昨日気付いたんだがネット連載を一ヶ月分飛ばしてしまっている。それはよくあることなのだが、直前の話を見せない悪いシステムであるため流れがまったく分からなくなってしまった。ケチなのかなんなのか、直前の話を見せないことになにかメリットがあるんだろうか? こんなケチなネット連載は読み飛ばすようなスピードで読むぜ、となって、出かけない日曜日の午後、溜まったオンラインのまんがを読んだり流し読みしたりしていた。そういうのを見まくってるせいかどうかは分からんがオンラインゲームの広告や話題がビュンビュン飛んでくる。これは悪口じゃなくて善意で言ってるんだけど、「北斎に水着」とか「紫式部にチャイナ服」という字面見ても違和感なく受け取れるひとはカレーのことをタピオカミルクティーって呼んだ上でタピオカミルクティーを白米の上にかけるとすごくおいしいと言っても真意を汲み取ってくれそうですごいな。カレーは飲み物って言ってるひともペプシのことをカレーという名前で呼んだ上でカレーは飲み物って言ってる可能性あるからな。マジですごいよね。で夕方は掃除機をかけていたんだけど、おれがほぼ使わないリビングのカーペット、久しぶりに掃除機をかけたらまた異常な量のホコリが取れた。マジで何も掃除してないのかな。

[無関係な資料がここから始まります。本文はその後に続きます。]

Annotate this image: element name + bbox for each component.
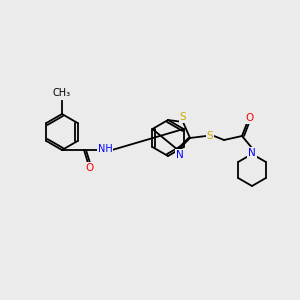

夜さあ、NHK見てたら美空ひばりをAIで再現するという番組が流れてきたんだ。これは、死んだ人間を合成音声・合成映像で代替的に蘇らせて新曲を歌わせるという内容だったけど、これって死者の冒涜じゃないのか? 仮にも意志を持っていた人間を意志のまったくない状態にするってことでしょ。死んでも他人の意図で新曲を勝手に歌わされることに問題がなさそうな番組作りでこえーな、普段は倫理を云々するNHKがなんなんだ、と思ってたら一応、バーチャルに死者をよみがえらせることには批判もあります! という映像が流れたが、流れただけで何の結論も出さずすぐ本編に戻ってしまった。その上、美空ひばりが天国から喋ってるみたいな語りも入れるのか、なんだよこれは、どっかの宗教のボスが守護霊おろして喋ってるのと何が違うんだ。そしてその番組のラストに、「死者をAIで蘇らせていいかどうかは、人々が本当にそれを望んでいるかどうかによる」とナレーションが入ったけど、その論理ならクローン人間が作れてしまうよな。美空ひばりのクローンを本当に望んでいるひと、たくさんいますよね? それと根っこは一緒のはずなんだが、なぜ肯定的にこんな番組を作ってしまうのか。まあ今回の件でNHKが「倫理的に賛否両論あるけど、望んでいるひとがいるからいいじゃん! これが想いの力だ」みたいなスタンスを取っていることがよく分かったし、二度と倫理を語るな。